On the other hand, I think I got an use for Gearman (an ebuild for which, mostly contributed by Pavel, is in my overlay; we’re working on it to polish): I already mused some time ago about checking the packages’ sources looking for at least those things that can be found easily via scripts (like over-canonicalisation that I well documented already). This is a task where divide-et-impera is very likely a working strategy. Extracting and analysing the sources is an I/O-bound task, not a CPU-bound task, so Yamato’s approach there is definitely a losing one.

To have a single box to have enough I/O speed to handle so many packages you end up resorting to very high end hardware (disks and controllers) which is very expensive. Way too expensive. On the other hand, having multiple boxes, even cheap or virtual (distributed among different real boxes of course) working independently but dividing their queue together, with proper coordination, you probably can beat those performances for less than half the price. Now, for this to work there are many prerequisites, a lot of which I’m afraid I won’t be able to tackle anytime soon yet.

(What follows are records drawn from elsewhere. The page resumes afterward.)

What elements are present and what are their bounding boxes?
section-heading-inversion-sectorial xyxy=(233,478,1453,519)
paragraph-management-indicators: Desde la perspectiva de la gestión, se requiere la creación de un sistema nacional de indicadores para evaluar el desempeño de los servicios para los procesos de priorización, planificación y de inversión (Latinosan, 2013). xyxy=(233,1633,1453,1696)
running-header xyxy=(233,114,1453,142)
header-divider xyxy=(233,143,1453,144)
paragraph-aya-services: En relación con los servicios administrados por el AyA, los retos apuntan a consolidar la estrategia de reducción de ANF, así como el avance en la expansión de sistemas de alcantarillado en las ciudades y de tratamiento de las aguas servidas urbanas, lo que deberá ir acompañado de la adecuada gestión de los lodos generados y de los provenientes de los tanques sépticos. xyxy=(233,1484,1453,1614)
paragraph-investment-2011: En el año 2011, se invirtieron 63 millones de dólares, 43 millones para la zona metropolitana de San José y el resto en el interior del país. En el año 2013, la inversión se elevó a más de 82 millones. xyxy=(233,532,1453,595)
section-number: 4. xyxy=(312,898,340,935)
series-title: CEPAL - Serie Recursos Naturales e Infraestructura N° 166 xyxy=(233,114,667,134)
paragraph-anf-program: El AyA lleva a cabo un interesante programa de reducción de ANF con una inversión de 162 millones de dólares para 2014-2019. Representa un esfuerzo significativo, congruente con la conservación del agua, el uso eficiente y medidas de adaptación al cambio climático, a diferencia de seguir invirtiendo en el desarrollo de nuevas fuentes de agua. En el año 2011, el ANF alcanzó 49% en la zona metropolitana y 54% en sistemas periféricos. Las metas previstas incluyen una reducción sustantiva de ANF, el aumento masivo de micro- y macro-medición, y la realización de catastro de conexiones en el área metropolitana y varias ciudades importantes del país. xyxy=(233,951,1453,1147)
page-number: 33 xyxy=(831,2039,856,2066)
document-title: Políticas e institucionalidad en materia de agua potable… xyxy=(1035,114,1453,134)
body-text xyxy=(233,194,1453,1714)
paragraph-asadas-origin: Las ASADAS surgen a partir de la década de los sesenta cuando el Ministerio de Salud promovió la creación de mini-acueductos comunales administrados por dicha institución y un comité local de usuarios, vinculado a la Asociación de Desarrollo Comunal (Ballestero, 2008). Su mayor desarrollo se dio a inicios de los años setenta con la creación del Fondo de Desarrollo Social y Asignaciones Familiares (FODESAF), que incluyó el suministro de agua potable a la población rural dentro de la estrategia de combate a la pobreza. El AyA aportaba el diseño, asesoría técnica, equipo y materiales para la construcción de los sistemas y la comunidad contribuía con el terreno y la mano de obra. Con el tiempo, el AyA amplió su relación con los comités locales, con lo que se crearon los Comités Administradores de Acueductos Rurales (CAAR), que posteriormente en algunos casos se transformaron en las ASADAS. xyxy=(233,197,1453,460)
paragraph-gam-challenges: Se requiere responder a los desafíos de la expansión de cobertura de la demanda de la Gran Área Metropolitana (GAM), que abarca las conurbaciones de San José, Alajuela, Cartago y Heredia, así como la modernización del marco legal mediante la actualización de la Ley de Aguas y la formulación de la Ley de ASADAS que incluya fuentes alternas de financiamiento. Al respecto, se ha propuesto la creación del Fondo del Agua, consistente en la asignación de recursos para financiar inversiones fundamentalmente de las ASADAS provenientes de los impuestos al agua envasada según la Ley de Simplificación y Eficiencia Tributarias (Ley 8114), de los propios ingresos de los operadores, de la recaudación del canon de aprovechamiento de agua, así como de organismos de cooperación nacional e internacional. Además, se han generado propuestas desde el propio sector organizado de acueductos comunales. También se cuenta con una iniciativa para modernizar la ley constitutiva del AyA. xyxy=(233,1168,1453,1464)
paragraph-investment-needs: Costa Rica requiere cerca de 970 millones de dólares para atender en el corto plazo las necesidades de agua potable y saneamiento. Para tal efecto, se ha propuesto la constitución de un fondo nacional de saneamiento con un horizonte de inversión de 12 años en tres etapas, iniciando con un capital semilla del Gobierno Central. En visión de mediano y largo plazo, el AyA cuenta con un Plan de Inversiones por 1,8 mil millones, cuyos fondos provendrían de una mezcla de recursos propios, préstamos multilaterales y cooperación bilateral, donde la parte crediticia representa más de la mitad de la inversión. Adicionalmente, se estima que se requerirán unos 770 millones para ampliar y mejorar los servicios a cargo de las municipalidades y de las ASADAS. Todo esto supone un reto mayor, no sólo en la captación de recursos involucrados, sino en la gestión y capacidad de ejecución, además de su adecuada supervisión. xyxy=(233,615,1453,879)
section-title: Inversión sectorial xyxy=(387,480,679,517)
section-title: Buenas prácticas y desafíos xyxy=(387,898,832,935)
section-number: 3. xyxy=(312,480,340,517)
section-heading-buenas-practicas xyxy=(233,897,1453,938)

First of all, I need to understand well how Gearman work since I only skimmed through it up to now. Then I need to find the hardware; if I can change my garage into a machine room, and connect it to my network, that might be a good place to start (I can easily use low-power old-style machines, I still have a few around that hadn’t found space to be put lately); I remember some users offering chroots in their boxes before; this might turn out pretty useful, if they can make virtual machines, or containers, they can also work on the analysis, in a totally distributed fashion).

The third problem is somewhat the hardest but the most interesting: finding more analysis to run on the sources; without building stuff. Thankfully, I have got the book (Secure Programming with Static Analysis) to help me coping with that task.

Wish me luck, and especially wish me to find time to work on this.